RCNThe Royal College of Nursing (RCN) has hosted the launch of a major new report which reveals a shock decline in the level of black and minority ethnic (BME) representation on London’s NHS trust boards.

Health academic Roger Kline’s research found that 17 of the 40 London NHS trusts surveyed had no voting BME board members at all. The RCN understands major East London employers – including Barking Havering and Redbridge NHS Trust and Homerton University Hospital Trust – are among those trusts with no voting board members from BME backgrounds.

Other headlines from the in depth study, produced by Middlesex University Business School include:

just 7.9% of London NHS trust board members are from BME backgrounds, a reduction from 2006 (9.6%).;

this is in contrast to 41% of the NHS workforce in London being from BME backgrounds;

the proportion of London chief executives and chairs from a BME background has also decreased and currently stands at just 2.5%.

Asked at the report launch whether the NHS was guilty of “institutional racism”, Mr Kline said the test would be in the response to the report.
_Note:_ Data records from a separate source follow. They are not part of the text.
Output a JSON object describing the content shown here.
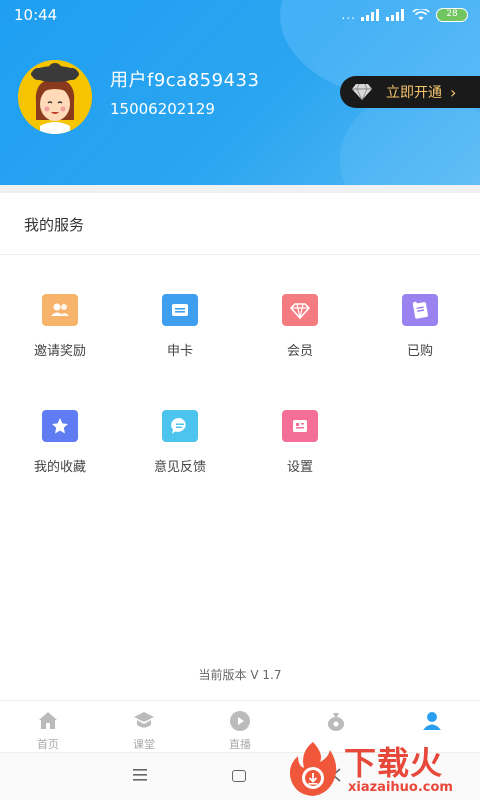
{
  "status_bar": {
    "time": "10:44",
    "signal_dots": "...",
    "battery": "28"
  },
  "profile": {
    "username": "用户f9ca859433",
    "phone": "15006202129",
    "vip_button_label": "立即开通",
    "vip_arrow": "›"
  },
  "services": {
    "title": "我的服务",
    "items": [
      {
        "label": "邀请奖励",
        "icon": "invite-users-icon",
        "color": "#f7b36b"
      },
      {
        "label": "申卡",
        "icon": "card-icon",
        "color": "#3e9ff0"
      },
      {
        "label": "会员",
        "icon": "diamond-icon",
        "color": "#f47b80"
      },
      {
        "label": "已购",
        "icon": "purchased-icon",
        "color": "#9a82f0"
      },
      {
        "label": "我的收藏",
        "icon": "star-icon",
        "color": "#5f7cf2"
      },
      {
        "label": "意见反馈",
        "icon": "chat-bubble-icon",
        "color": "#4cc4ee"
      },
      {
        "label": "设置",
        "icon": "settings-icon",
        "color": "#f46f98"
      }
    ]
  },
  "version_text": "当前版本 V 1.7",
  "tab_bar": {
    "tabs": [
      {
        "label": "首页",
        "icon": "home-icon",
        "active": false
      },
      {
        "label": "课堂",
        "icon": "classroom-icon",
        "active": false
      },
      {
        "label": "直播",
        "icon": "play-icon",
        "active": false
      },
      {
        "label": "",
        "icon": "money-bag-icon",
        "active": false
      },
      {
        "label": "",
        "icon": "profile-icon",
        "active": true
      }
    ],
    "active_color": "#2a9ff0",
    "inactive_color": "#bbbbbb"
  },
  "watermark": {
    "title": "下载火",
    "url": "xiazaihuo.com"
  },
  "colors": {
    "header_blue": "#1f9ff2",
    "vip_gold": "#f5c46d"
  }
}
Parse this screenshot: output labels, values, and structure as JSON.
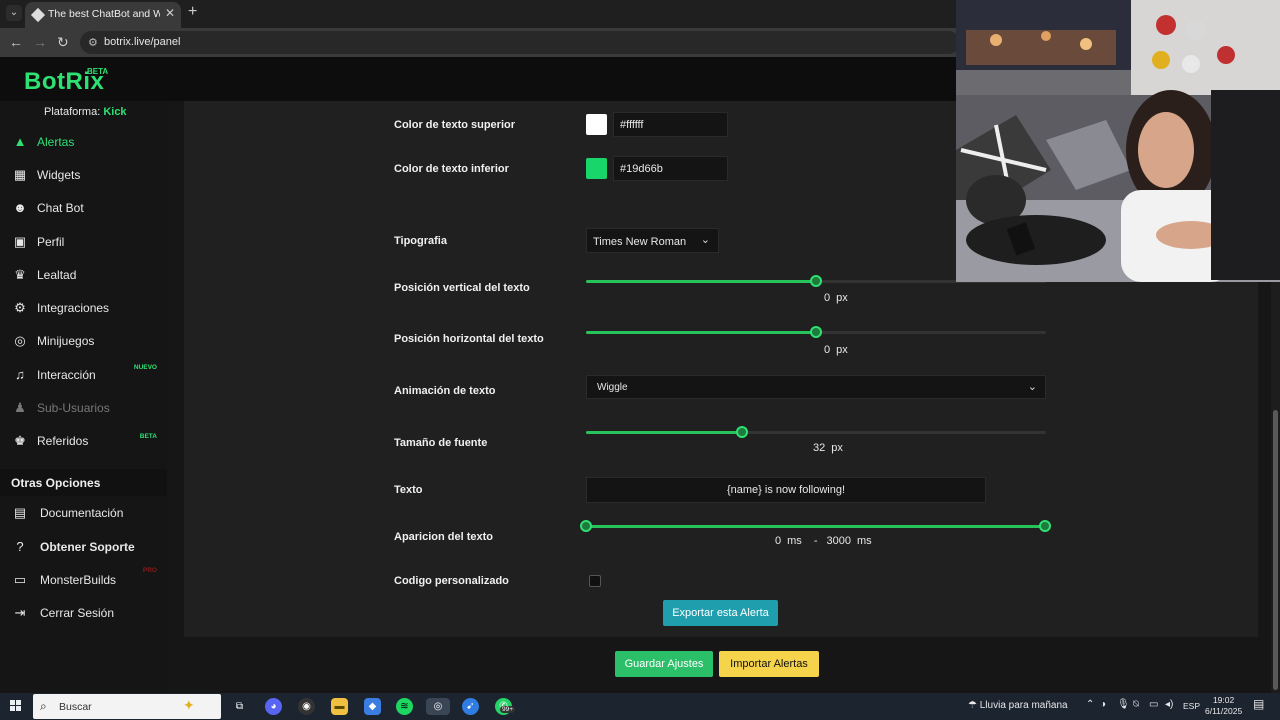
{
  "browser": {
    "tab_title": "The best ChatBot and Widgets",
    "url": "botrix.live/panel"
  },
  "app": {
    "logo": "BotRix",
    "logo_badge": "BETA"
  },
  "sidebar": {
    "platform_label": "Plataforma:",
    "platform_value": "Kick",
    "items": [
      {
        "label": "Alertas",
        "icon": "bell-icon",
        "active": true
      },
      {
        "label": "Widgets",
        "icon": "grid-icon"
      },
      {
        "label": "Chat Bot",
        "icon": "robot-icon"
      },
      {
        "label": "Perfil",
        "icon": "id-card-icon"
      },
      {
        "label": "Lealtad",
        "icon": "trophy-icon"
      },
      {
        "label": "Integraciones",
        "icon": "plug-icon"
      },
      {
        "label": "Minijuegos",
        "icon": "gamepad-icon"
      },
      {
        "label": "Interacción",
        "icon": "music-icon",
        "badge": "NUEVO"
      },
      {
        "label": "Sub-Usuarios",
        "icon": "users-icon",
        "disabled": true
      },
      {
        "label": "Referidos",
        "icon": "user-plus-icon",
        "badge": "BETA"
      }
    ],
    "other_options_title": "Otras Opciones",
    "other_options": [
      {
        "label": "Documentación",
        "icon": "book-icon"
      },
      {
        "label": "Obtener Soporte",
        "icon": "question-icon",
        "bold": true
      },
      {
        "label": "MonsterBuilds",
        "icon": "laptop-icon",
        "badge": "PRO"
      },
      {
        "label": "Cerrar Sesión",
        "icon": "sign-out-icon"
      }
    ]
  },
  "form": {
    "top_text_color": {
      "label": "Color de texto superior",
      "value": "#ffffff",
      "color": "#ffffff"
    },
    "bottom_text_color": {
      "label": "Color de texto inferior",
      "value": "#19d66b",
      "color": "#19d66b"
    },
    "font": {
      "label": "Tipografia",
      "value": "Times New Roman"
    },
    "vertical_pos": {
      "label": "Posición vertical del texto",
      "value": "0",
      "unit": "px",
      "fraction": 0.5
    },
    "horizontal_pos": {
      "label": "Posición horizontal del texto",
      "value": "0",
      "unit": "px",
      "fraction": 0.5
    },
    "animation": {
      "label": "Animación de texto",
      "value": "Wiggle"
    },
    "font_size": {
      "label": "Tamaño de fuente",
      "value": "32",
      "unit": "px",
      "fraction": 0.34
    },
    "text": {
      "label": "Texto",
      "value": "{name} is now following!"
    },
    "appearance": {
      "label": "Aparicion del texto",
      "min": "0",
      "max": "3000",
      "unit": "ms",
      "separator": "-"
    },
    "custom_code": {
      "label": "Codigo personalizado",
      "checked": false
    }
  },
  "buttons": {
    "export": "Exportar esta Alerta",
    "save": "Guardar Ajustes",
    "import": "Importar Alertas"
  },
  "taskbar": {
    "search": "Buscar",
    "weather": "Lluvia para mañana",
    "lang": "ESP",
    "time": "19:02",
    "date": "6/11/2025",
    "whatsapp_badge": "99+"
  },
  "colors": {
    "accent": "#2fe073",
    "export": "#1f9fae",
    "save": "#2cbf6a",
    "import": "#f5d34a"
  }
}
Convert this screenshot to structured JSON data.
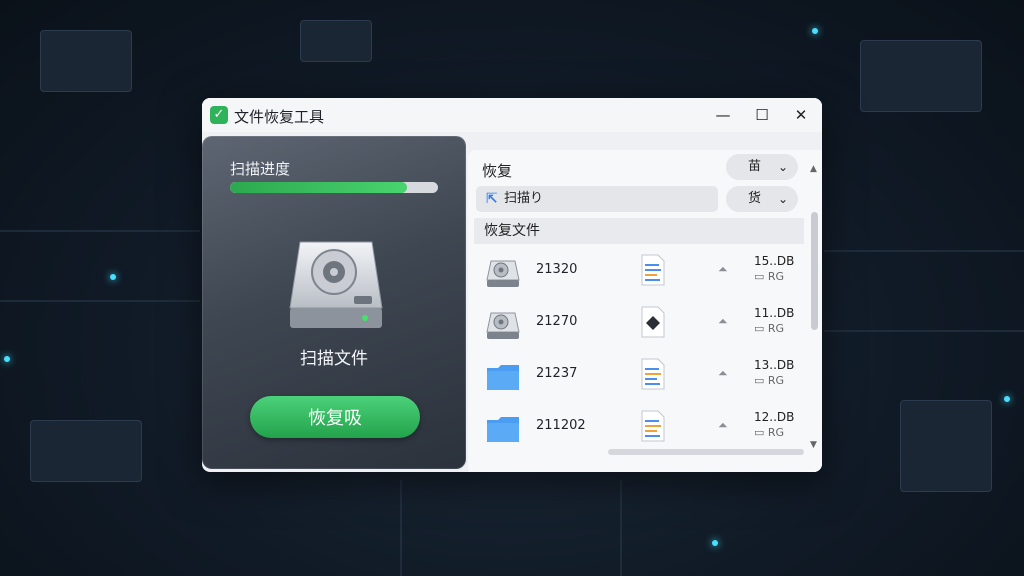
{
  "window": {
    "title": "文件恢复工具",
    "minimize_glyph": "—",
    "maximize_glyph": "☐",
    "close_glyph": "✕"
  },
  "scan_panel": {
    "progress_label": "扫描进度",
    "progress_fraction": 0.85,
    "drive_caption": "扫描文件",
    "recover_button_label": "恢复吸"
  },
  "file_panel": {
    "title": "恢复",
    "select_one": "苗",
    "select_two": "货",
    "path_text": "扫描り",
    "list_header": "恢复文件",
    "rows": [
      {
        "name": "21320",
        "size": "15..DB",
        "tag": "RG",
        "type_icon": "hard-drive-icon",
        "doc_icon": "document-icon"
      },
      {
        "name": "21270",
        "size": "11..DB",
        "tag": "RG",
        "type_icon": "hard-drive-icon",
        "doc_icon": "image-file-icon"
      },
      {
        "name": "21237",
        "size": "13..DB",
        "tag": "RG",
        "type_icon": "folder-icon",
        "doc_icon": "document-icon"
      },
      {
        "name": "211202",
        "size": "12..DB",
        "tag": "RG",
        "type_icon": "folder-icon",
        "doc_icon": "document-icon"
      }
    ]
  },
  "colors": {
    "accent_green": "#2fb35a",
    "folder_blue": "#4a9df0",
    "path_blue": "#2d7ff0"
  }
}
RCN London Regional Director Bernell Bussue also spoke at the launch, saying: “This is a systemic problem that needs action and can only be addressed by a change of culture led from the top. With 41% of London’s NHS workforce now from minority ethnic backgrounds it is important for morale that staff are given better reason to believe they can progress to management level and beyond.

“This new report shows not nearly enough is being done to help increase BME representation at senior levels of London’s NHS. Importantly the report makes a clear link between proper workforce representation at board level, staff experience and the quality of care that patients can expect to receive. The flip side is there are disproportionate numbers of people from BME backgrounds being taken through formal processes of investigation and disciplinary action.”

Roger Kline’s report The “snowy white peaks” of the NHS: a survey of discrimination in governance and leadership and the potential impact on patient care in London and England can be read in full on the Middlesex University website.